The two dominant brands of O/Us in the sporting clays market place are the Japanese-made Browning and the Beretta. The Browning outsells the Beretta by a wide margin in the US. Both Browning and Beretta use just about the same choke system, though Browning’s Invector Plus is a lot heavier. Both manufacturers selected a mass produced choke system that was cheap, strong, relatively precise and HEAVY! To install their screw chokes they simply jugged out the barrel, threaded it and screwed in the chokes. Because no metal was ever removed (the way it is when Briley retro-fits chokes) , this method adds the entire weight of the chokes to the existing barrel. This is why factory choked Brownings and Berettas can be so nose heavy. The longer the barrel (like your 32″ Ultra), the more the nose heaviness is accentuated. In the case of the Browning Ultra, the problem is accentuated by the “new and improved” longer Browning chokes which weigh an entire ton. Beretta’s chokes are not fashionably long, but they are a good bit lighter.
Beretta, always a heavy barreled gun in the recent versions, seems to have recognized this fact and does not sell their gun sporter models in 32″ versions. The gun would balance like a pig on a snow shovel. Browning, as you found out, does.
In England and in New England, one of the most popular sporting clays guns is the Miroku M-38 or older M-3800. This is nothing more than the Browning Citori’s sister brand (Citoris are made in the Miroku factory), but with non-screw choke light weight barrels (remember those, you old timers) meant for the English market. This gun is most popular in the 32″ version because it is light and lively. Beautifully balanced, it approaches the that paradigm of balance, the Fabrique Nationale Belgian Browning.
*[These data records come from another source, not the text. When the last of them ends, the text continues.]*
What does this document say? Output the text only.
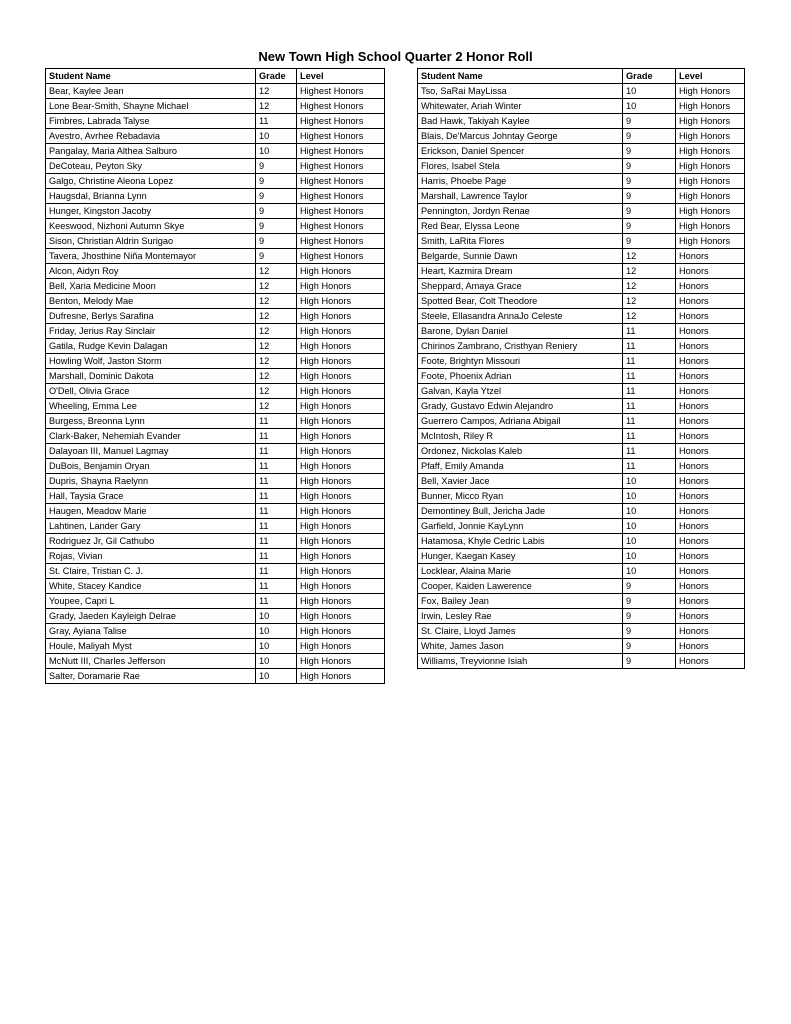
New Town High School Quarter 2 Honor Roll
Student Name	Grade	Level
Bear, Kaylee Jean	12	Highest Honors
Lone Bear-Smith, Shayne Michael	12	Highest Honors
Fimbres, Labrada Talyse	11	Highest Honors
Avestro, Avrhee Rebadavia	10	Highest Honors
Pangalay, Maria Althea Salburo	10	Highest Honors
DeCoteau, Peyton Sky	9	Highest Honors
Galgo, Christine Aleona Lopez	9	Highest Honors
Haugsdal, Brianna Lynn	9	Highest Honors
Hunger, Kingston Jacoby	9	Highest Honors
Keeswood, Nizhoni Autumn Skye	9	Highest Honors
Sison, Christian Aldrin Surigao	9	Highest Honors
Tavera, Jhosthine Niña Montemayor	9	Highest Honors
Alcon, Aidyn Roy	12	High Honors
Bell, Xaria Medicine Moon	12	High Honors
Benton, Melody Mae	12	High Honors
Dufresne, Berlys Sarafina	12	High Honors
Friday, Jerius Ray Sinclair	12	High Honors
Gatila, Rudge Kevin Dalagan	12	High Honors
Howling Wolf, Jaston Storm	12	High Honors
Marshall, Dominic Dakota	12	High Honors
O'Dell, Olivia Grace	12	High Honors
Wheeling, Emma Lee	12	High Honors
Burgess, Breonna Lynn	11	High Honors
Clark-Baker, Nehemiah Evander	11	High Honors
Dalayoan III, Manuel Lagmay	11	High Honors
DuBois, Benjamin Oryan	11	High Honors
Dupris, Shayna Raelynn	11	High Honors
Hall, Taysia Grace	11	High Honors
Haugen, Meadow Marie	11	High Honors
Lahtinen, Lander Gary	11	High Honors
Rodriguez Jr, Gil Cathubo	11	High Honors
Rojas, Vivian	11	High Honors
St. Claire, Tristian C. J.	11	High Honors
White, Stacey Kandice	11	High Honors
Youpee, Capri L	11	High Honors
Grady, Jaeden Kayleigh Delrae	10	High Honors
Gray, Ayiana Talise	10	High Honors
Houle, Maliyah Myst	10	High Honors
McNutt III, Charles Jefferson	10	High Honors
Salter, Doramarie Rae	10	High Honors
Student Name	Grade	Level
Tso, SaRai MayLissa	10	High Honors
Whitewater, Ariah Winter	10	High Honors
Bad Hawk, Takiyah Kaylee	9	High Honors
Blais, De'Marcus Johntay George	9	High Honors
Erickson, Daniel Spencer	9	High Honors
Flores, Isabel Stela	9	High Honors
Harris, Phoebe Page	9	High Honors
Marshall, Lawrence Taylor	9	High Honors
Pennington, Jordyn Renae	9	High Honors
Red Bear, Elyssa Leone	9	High Honors
Smith, LaRita Flores	9	High Honors
Belgarde, Sunnie Dawn	12	Honors
Heart, Kazmira Dream	12	Honors
Sheppard, Amaya Grace	12	Honors
Spotted Bear, Colt Theodore	12	Honors
Steele, Ellasandra AnnaJo Celeste	12	Honors
Barone, Dylan Daniel	11	Honors
Chirinos Zambrano, Cristhyan Reniery	11	Honors
Foote, Brightyn Missouri	11	Honors
Foote, Phoenix Adrian	11	Honors
Galvan, Kayla Ytzel	11	Honors
Grady, Gustavo Edwin Alejandro	11	Honors
Guerrero Campos, Adriana Abigail	11	Honors
McIntosh, Riley R	11	Honors
Ordonez, Nickolas Kaleb	11	Honors
Pfaff, Emily Amanda	11	Honors
Bell, Xavier Jace	10	Honors
Bunner, Micco Ryan	10	Honors
Demontiney Bull, Jericha Jade	10	Honors
Garfield, Jonnie KayLynn	10	Honors
Hatamosa, Khyle Cedric Labis	10	Honors
Hunger, Kaegan Kasey	10	Honors
Locklear, Alaina Marie	10	Honors
Cooper, Kaiden Lawerence	9	Honors
Fox, Bailey Jean	9	Honors
Irwin, Lesley Rae	9	Honors
St. Claire, Lloyd James	9	Honors
White, James Jason	9	Honors
Williams, Treyvionne Isiah	9	Honors
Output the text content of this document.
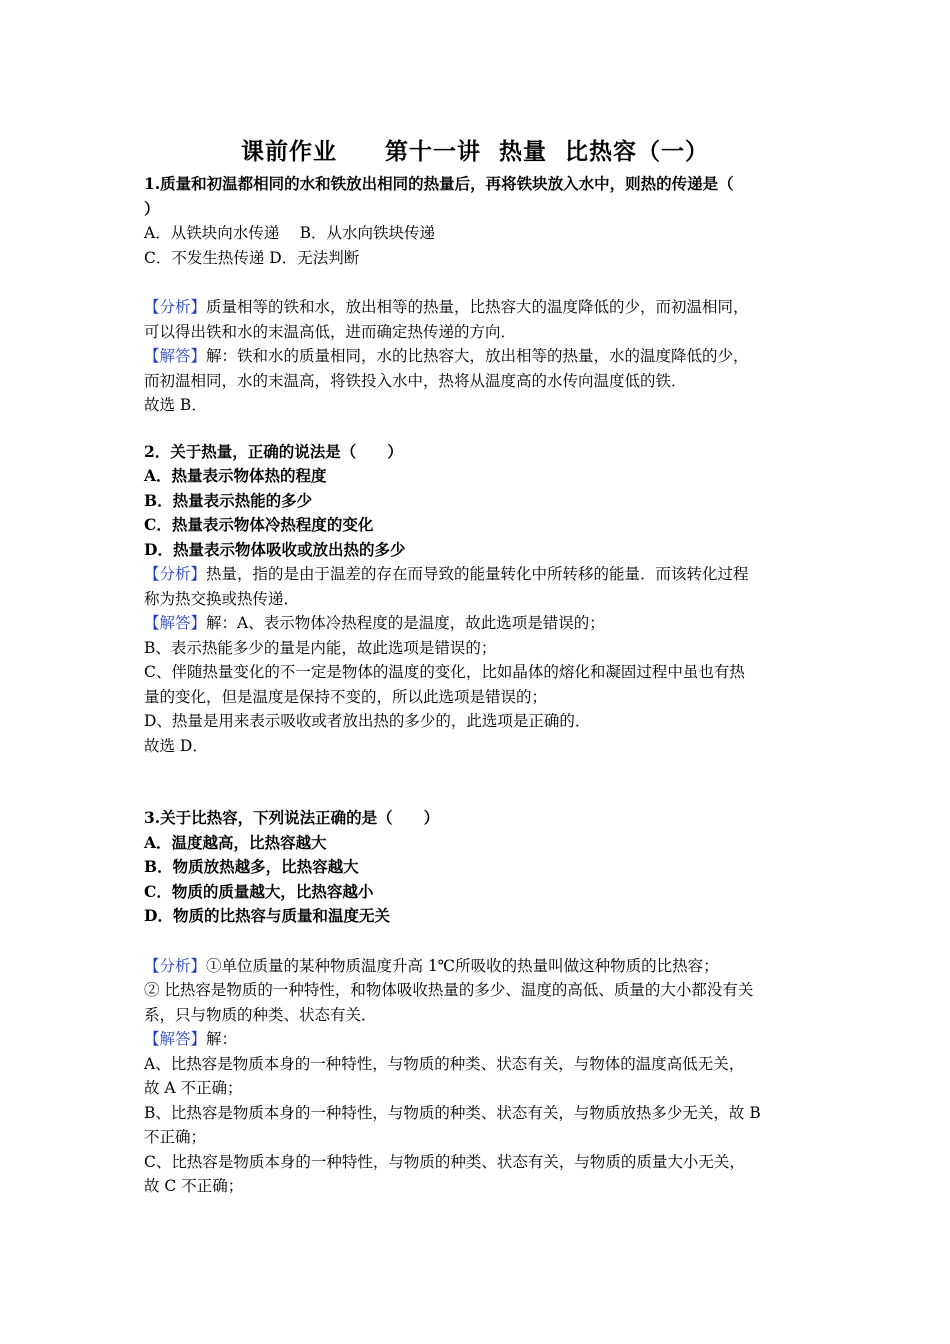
课前作业　　第十一讲  热量  比热容（一）
1.质量和初温都相同的水和铁放出相同的热量后，再将铁块放入水中，则热的传递是（
）
A．从铁块向水传递　 B．从水向铁块传递
C．不发生热传递 D．无法判断
【分析】质量相等的铁和水，放出相等的热量，比热容大的温度降低的少，而初温相同，
可以得出铁和水的末温高低，进而确定热传递的方向．
【解答】解：铁和水的质量相同，水的比热容大，放出相等的热量，水的温度降低的少，
而初温相同，水的末温高，将铁投入水中，热将从温度高的水传向温度低的铁．
故选 B．
2．关于热量，正确的说法是（　　）
A．热量表示物体热的程度
B．热量表示热能的多少
C．热量表示物体冷热程度的变化
D．热量表示物体吸收或放出热的多少
【分析】热量，指的是由于温差的存在而导致的能量转化中所转移的能量．而该转化过程
称为热交换或热传递．
【解答】解：A、表示物体冷热程度的是温度，故此选项是错误的；
B、表示热能多少的量是内能，故此选项是错误的；
C、伴随热量变化的不一定是物体的温度的变化，比如晶体的熔化和凝固过程中虽也有热
量的变化，但是温度是保持不变的，所以此选项是错误的；
D、热量是用来表示吸收或者放出热的多少的，此选项是正确的．
故选 D．
3.关于比热容，下列说法正确的是（　　）
A．温度越高，比热容越大
B．物质放热越多，比热容越大
C．物质的质量越大，比热容越小
D．物质的比热容与质量和温度无关
【分析】①单位质量的某种物质温度升高 1℃所吸收的热量叫做这种物质的比热容；
② 比热容是物质的一种特性，和物体吸收热量的多少、温度的高低、质量的大小都没有关
系，只与物质的种类、状态有关．
【解答】解：
A、比热容是物质本身的一种特性，与物质的种类、状态有关，与物体的温度高低无关，
故 A 不正确；
B、比热容是物质本身的一种特性，与物质的种类、状态有关，与物质放热多少无关，故 B
不正确；
C、比热容是物质本身的一种特性，与物质的种类、状态有关，与物质的质量大小无关，
故 C 不正确；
What is the difference between the Ultra 32″ and the Miroku M-38 32″? Partially, it is due to the added weight of those screw chokes and also to the factory “backboring”. If you remove the chokes from your gun and then feel its balance, you will see what your gun was meant to feel like. The other cause of the Ultra’s nose heaviness is the fact that the Ultra is factory “backbored”. The barrels have been made with an increased interior diameter of about .742″, compared to the old .725″. However, the original barrel wall thickness has been retained so now there is just plain more metal in the barrels. Aftermarket backboring reduces barrel weight. Factory “backboring” increases it. Factory “backboring” may be a great advertising ploy, but it sure doesn’t do much for the dynamics of the gun.
What to do? As I see it, you have three choices: 1) start lifting weights; 2) sell it to someone really strong, or; 3) try adding a bit of weight to the stock. Two or three ounces of lead sinkers in the bolt hole beneath the recoil pad can sometimes do wonders for a nose heavy gun.
One last thought. You COULD backbore the barrels to remove weight. This gets involved as you would have to relabel and recut some chokes as well as convince someone to do it. Machine shops hate to backbore screw choked guns because they can lose choke skirt clearance on the choke tubes. Some shops will attempt it, some will not. Briley would not as of about six months ago, but they may have changed their minds.
I wish that I had some better answers for you. Perhaps someone else does, but that is the way that I see it.